This has been really hard for me to recall! Any R movies I saw as a teen were on cable at a friend’s house, as the Lord intended.
Our old-school family-owned rental store not only carried Angel and its sequels, they kind of promoted the movie. Life-size cardboard cutout display of Angel plus a few posters scattered around the store. Perhaps the proprietor was a big fan?
It was in 1978, and it was one of these three: Saturday Night Fever, Rocky Horror Picture Show, or Kentucky Fried Movie. I forget which order I saw them in and only Saturday Night Fever was in its first run. I could have sworn that Bobby Deerfield and Wizards were both R at the time, but Google tells me otherwise. A lot of movies have dropped down a rating since their original release. If I recall correctly, 1979 was the first year that the R rating was sought out by filmmakers because it was actually more lucrative.
Probably Revenge of the Nerds. My friend and I, both about 12-13, rode our bikes from our homes in Rochester (suburb of Springfield to the southeast) to the movie theater on the southeast end of Springfield, about 6.8 miles away per Google Maps. We bought tickets to Ghostbusters and instead went into the room where Revenge of the Nerds was showing. We thought we were being so slick, but undoubtedly the teenager working the ticket counter knew exactly what we were doing and didn’t give a shit.
Stripes
That I can reliably identify in my memory as to what and when, Dog Day Afternoon.
Mom & Dad took me to The Blues Brothers on the advice of my brother, the Army vet.
I agree, at least regarding The Blues Brothers; the home video version was re-rated as PG-13.
Probably Rocky Horror Picture Show at a midnight showing. I’m going to take a wild stab and guess that I was about 15 or 16 and went with my older sister. The usual raucous crowd participation ensued (although not to an extreme level). It was fun but not remotely scandalous.
It does amuse me that RHPS now streams on Disney.
Cocaine and atmospheric lead poisoning explains so many questions regarding the early eighties.
My father took me to see Monty Python’s Meaning of Liff LIfe and Excalibur in the Theater. I’d already been sneaking rated R movies on HBO for a while at that point.
Wasn’t it later recut and released as a PG version?
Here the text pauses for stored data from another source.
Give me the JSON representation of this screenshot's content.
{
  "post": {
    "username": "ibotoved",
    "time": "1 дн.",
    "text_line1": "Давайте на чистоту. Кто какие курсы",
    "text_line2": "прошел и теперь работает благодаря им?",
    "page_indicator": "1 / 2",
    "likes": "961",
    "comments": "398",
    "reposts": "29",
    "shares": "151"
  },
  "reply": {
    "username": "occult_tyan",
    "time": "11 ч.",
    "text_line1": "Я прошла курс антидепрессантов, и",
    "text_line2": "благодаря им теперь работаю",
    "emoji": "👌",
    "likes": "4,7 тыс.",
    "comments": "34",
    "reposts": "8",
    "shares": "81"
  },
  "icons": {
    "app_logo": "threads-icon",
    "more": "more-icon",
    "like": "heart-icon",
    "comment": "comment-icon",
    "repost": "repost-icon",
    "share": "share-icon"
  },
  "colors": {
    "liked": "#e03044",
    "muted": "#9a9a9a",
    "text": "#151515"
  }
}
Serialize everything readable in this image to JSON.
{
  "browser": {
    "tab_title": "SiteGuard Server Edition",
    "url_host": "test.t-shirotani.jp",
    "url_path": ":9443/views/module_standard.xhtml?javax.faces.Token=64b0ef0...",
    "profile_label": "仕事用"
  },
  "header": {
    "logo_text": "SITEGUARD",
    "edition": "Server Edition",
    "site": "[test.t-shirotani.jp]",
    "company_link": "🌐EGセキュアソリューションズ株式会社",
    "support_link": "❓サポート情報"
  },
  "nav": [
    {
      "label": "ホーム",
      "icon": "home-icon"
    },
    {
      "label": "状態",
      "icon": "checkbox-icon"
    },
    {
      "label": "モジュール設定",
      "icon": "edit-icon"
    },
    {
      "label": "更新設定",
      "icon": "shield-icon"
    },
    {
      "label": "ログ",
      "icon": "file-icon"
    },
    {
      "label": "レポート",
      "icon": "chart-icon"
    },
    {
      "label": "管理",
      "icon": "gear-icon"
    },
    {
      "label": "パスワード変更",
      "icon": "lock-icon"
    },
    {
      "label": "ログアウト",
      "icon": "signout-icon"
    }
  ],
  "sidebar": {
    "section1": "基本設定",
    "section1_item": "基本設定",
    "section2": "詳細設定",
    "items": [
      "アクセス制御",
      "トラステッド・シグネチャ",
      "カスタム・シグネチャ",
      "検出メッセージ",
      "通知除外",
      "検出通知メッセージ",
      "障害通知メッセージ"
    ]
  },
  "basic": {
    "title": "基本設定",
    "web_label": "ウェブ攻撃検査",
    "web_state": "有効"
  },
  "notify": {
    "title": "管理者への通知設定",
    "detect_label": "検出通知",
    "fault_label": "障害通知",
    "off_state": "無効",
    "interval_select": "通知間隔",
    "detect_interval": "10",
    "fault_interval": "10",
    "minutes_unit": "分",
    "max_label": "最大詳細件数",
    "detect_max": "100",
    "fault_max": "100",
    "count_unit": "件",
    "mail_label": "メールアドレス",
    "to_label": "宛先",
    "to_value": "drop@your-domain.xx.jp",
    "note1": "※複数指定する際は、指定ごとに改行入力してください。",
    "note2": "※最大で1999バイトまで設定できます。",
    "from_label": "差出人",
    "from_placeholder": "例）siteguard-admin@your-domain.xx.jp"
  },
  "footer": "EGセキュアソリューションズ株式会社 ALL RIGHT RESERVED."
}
Wasn’t it later recut and released as a PG version?
Yes, it was. Two years later.
Wasn’t it later recut and released as a PG version?
Looks like it, and the edited version apparently came out soon after the original. As per Wikipedia:
The R-rated version released in 1977 represented the movie’s first run, and totaled 119 minutes.[26] After the success of the first run, the film’s content was re-edited into a 112-minute, toned down, PG-rated version, not only to attract a wider audience, but also to capitalize on attracting the target audience of the teenagers who were not old enough to see the film by themselves, but who made the film’s soundtrack album a monster hit.[27] The R-rated version’s profanity, nudity, fight sequence, and a gang rape scene in a car, were all de-emphasized or removed from the PG version.[27] Numerous profanity-filled scenes were replaced with alternate takes of the same scenes, substituting milder language initially intended for the network television cut.
I was going to R rated films without an adult by the time I was 14. Nobody gave me grief or asked for ID.
That varied by theater. I distinctly remember taking a 16-year old girl to an R-rated movie at a neighborhood theater. The cashier ID’d us, and refused to sell her a ticket. He didn’t consider 17-year old me to be a “guardian.”
In Manhattan
In 1979
The PG version of Saturday Night Fever was the only one I knew for decades until I happened upon the original cut a few years ago. An entirely different (and ugly) motion picture.
My mom didn’t think it was a kid’s movie, she thought I was mature enough for a grownup movie. I remember taking it as a compliment.
Maybe The Exorcist where a lot of people walked out.
My mom didn’t think it was a kid’s movie, she thought I was mature enough for a grownup movie. I remember taking it as a compliment.
I gathered that from the context, but used it to make a more general observation. Certainly a title like that is going to make most anyone not in the know think it is G-level kid fare (and I certainly did having only a vague recall of said flick’s title until you clued me that it apparently is not).
Fist of Fury, although back then, it was released in the U.S. under the title The Chinese Connection.
I was 5 years old when it was released in 1972. My family saw it at a drive-in, not a regular theater, so I might have been 6 or 7. My brother, a dozen years older than me, was a big martial arts fan. He probably persuaded my parents to take us.
Until I saw it on TV recently, the only thing i remembered from the film was the exotic dancer. When her scene started, suddenly my mother insisted that we all make a trip to the snack bar. Alas, her attempt at distraction failed. ![]()
Ten is not a scary movie. But it is a sexy movie, and while i might have been okay seeing it with just my parents, going with my little sister and my great aunt was deeply uncomfortable.